Apple has yet again reported lower, yet still healthy profits for the company’s fourth fiscal quarter of 2013. With revenue of $37.5 billion and a net profit of $7.5 billion ($8.26 per diluted share), the company’s revenues are up slightly, but profit is down 8.5 percent compared to the year-ago quarter. (For a comparison against last quarter’s results, see “Apple Q3 2013 Results Repeat Higher Revenues and Lower Profits,” 23 July 2013.)
Despite a year-over-year increase in revenue of $1.5 billion, lower margins are still holding back profits. Gross margin for Q4 2014 was 37 percent, roughly the same as the last quarter, but down from 40 percent a year ago.

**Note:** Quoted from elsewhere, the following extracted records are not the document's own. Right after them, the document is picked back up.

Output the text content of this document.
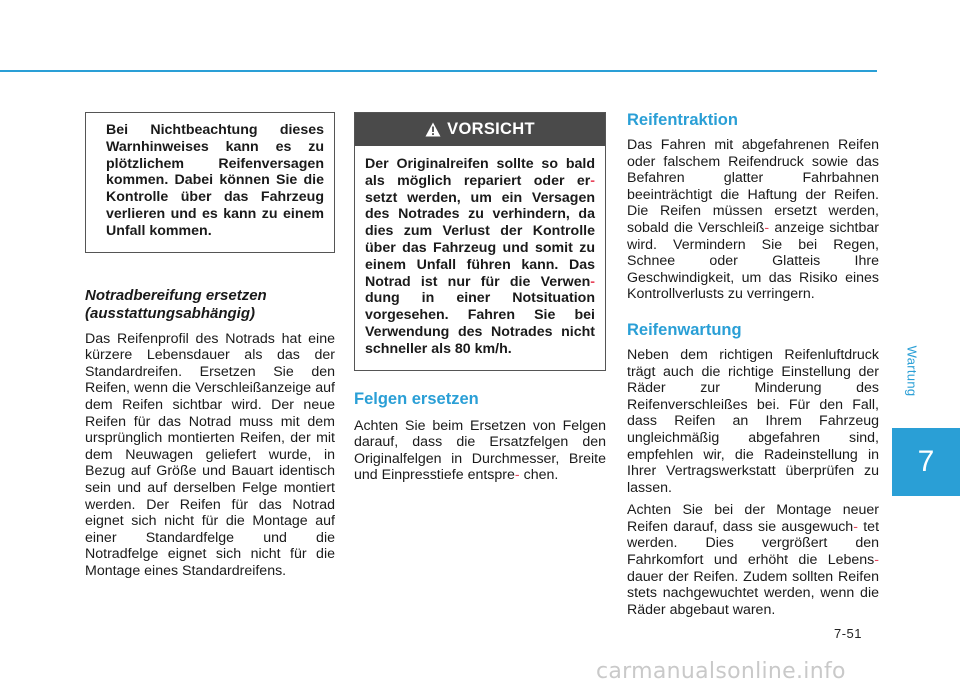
Wartung
7

Bei Nichtbeachtung dieses Warnhinweises kann es zu plötzlichem Reifenversagen kommen. Dabei können Sie die Kontrolle über das Fahrzeug verlieren und es kann zu einem Unfall kommen.

Notradbereifung ersetzen
(ausstattungsabhängig)

Das Reifenprofil des Notrads hat eine kürzere Lebensdauer als das der Standardreifen. Ersetzen Sie den Reifen, wenn die Verschleißanzeige auf dem Reifen sichtbar wird. Der neue Reifen für das Notrad muss mit dem ursprünglich montierten Reifen, der mit dem Neuwagen geliefert wurde, in Bezug auf Größe und Bauart identisch sein und auf derselben Felge montiert werden. Der Reifen für das Notrad eignet sich nicht für die Montage auf einer Standardfelge und die Notradfelge eignet sich nicht für die Montage eines Standardreifens.

VORSICHT

Der Originalreifen sollte so bald als möglich repariert oder er- setzt werden, um ein Versagen des Notrades zu verhindern, da dies zum Verlust der Kontrolle über das Fahrzeug und somit zu einem Unfall führen kann. Das Notrad ist nur für die Verwen- dung in einer Notsituation vorgesehen. Fahren Sie bei Verwendung des Notrades nicht schneller als 80 km/h.

Felgen ersetzen

Achten Sie beim Ersetzen von Felgen darauf, dass die Ersatzfelgen den Originalfelgen in Durchmesser, Breite und Einpresstiefe entspre- chen.

Reifentraktion

Das Fahren mit abgefahrenen Reifen oder falschem Reifendruck sowie das Befahren glatter Fahrbahnen beeinträchtigt die Haftung der Reifen. Die Reifen müssen ersetzt werden, sobald die Verschleiß- anzeige sichtbar wird. Vermindern Sie bei Regen, Schnee oder Glatteis Ihre Geschwindigkeit, um das Risiko eines Kontrollverlusts zu verringern.

Reifenwartung

Neben dem richtigen Reifenluftdruck trägt auch die richtige Einstellung der Räder zur Minderung des Reifenverschleißes bei. Für den Fall, dass Reifen an Ihrem Fahrzeug ungleichmäßig abgefahren sind, empfehlen wir, die Radeinstellung in Ihrer Vertragswerkstatt überprüfen zu lassen.

Achten Sie bei der Montage neuer Reifen darauf, dass sie ausgewuch- tet werden. Dies vergrößert den Fahrkomfort und erhöht die Lebens- dauer der Reifen. Zudem sollten Reifen stets nachgewuchtet werden, wenn die Räder abgebaut waren.

7-51
carmanualsonline.info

In the quarterly earnings call, CEO Tim Cook gave four reasons for depressed margins: currency fluctuations, more deferred revenue, higher cost of products, and lower prices — especially in the case of the new MacBook Pro and iMac computers. (For more on how Apple’s products could be hurting their margins, see “The Case for a Low-end Plastic iPhone,” 24 July 2013, which accurately predicted the iPhone 5c.)
The subject of deferred revenue came up often in the investor call. As it turns out, giving away OS X 10.9 Mavericks, iWork, and iLife is hurting Apple’s margins by forcing the company to defer an additional $900 million in revenue this quarter. Never say Apple doesn’t do nice things for its customers!
The good news is that the iPhone had a record fourth quarter, selling 33.8 million units, compared to only 26.9 million in the year-ago quarter. However, sales of Apple’s other products — the Mac, iPad, and iPod, remain flat. Mac sales were down 6 percent to 4.6 million (from 4.9 million a year ago), which isn’t as bad as some had speculated, and is better than the 9 percent year-over-year decline in global PC sales. The iPad did a little better, increasing from 14 million units in the year-ago quarter to 14.1 million. However, Cook seems confident that new iPad models will boost sales, saying that he thinks it’s going to, “be an iPad Christmas.”
Apple’s cash on hand also remains flat at $146.8 billion compared to $146.6 in Q3. Over 76 percent of that is now offshore, which is apparently helping Apple keep its low tax rate of 25.9 percent, but, as CFO Peter Oppenheimer suggested, could limit the company’s share buyback program (for more on Apple’s messy offshore tax dodge, see “Apple Grilled Over Tax Practices,” 24 May 2013).
Speaking of buybacks, Apple has been under intense pressure from billionaire mega-investor Carl Icahn to blow almost all of its cash on stock buybacks. Cook seemed to have an answer for Icahn, who has insinuated that Apple could be doing more for its shareholders, in his opening remarks, noting that Apple had returned over $36 billion to shareholders in the past five quarters alone.
Cook said a number of interesting things during the call: that the iPhone 5c is considered a mid-tier phone and was never intended to be cheap, that future versions of OS X would be free, and that the iPad mini with Retina display will be released in late November 2013, though he hinted at constrained supplies. Cook said he knew how many iPads Apple could make, but didn’t know how high demand will be.
As we saw last quarter, Apple’s big growth is happening overseas, in countries like Russia, Saudi Arabia, and India. The iPhone saw a 25 percent increase in Chinese sales from a year ago.
Once again, it looks like Apple’s growth has stagnated. But when you’re one of the richest companies on the planet, with the most profitable PC business, the most popular tablet, and with a retail chain that makes more money per square foot than Tiffany, where do you go? As always, Cook hinted at new product lines, but what else is needed? A watch? Neat, but no one’s clamoring for it. A TV set? What could it do that the existing Apple TV can’t? And it’s not like financial results from Microsoft, Samsung, and Google are knocking Wall Street off its feet these days either. As it turns out, it truly is lonely at the top.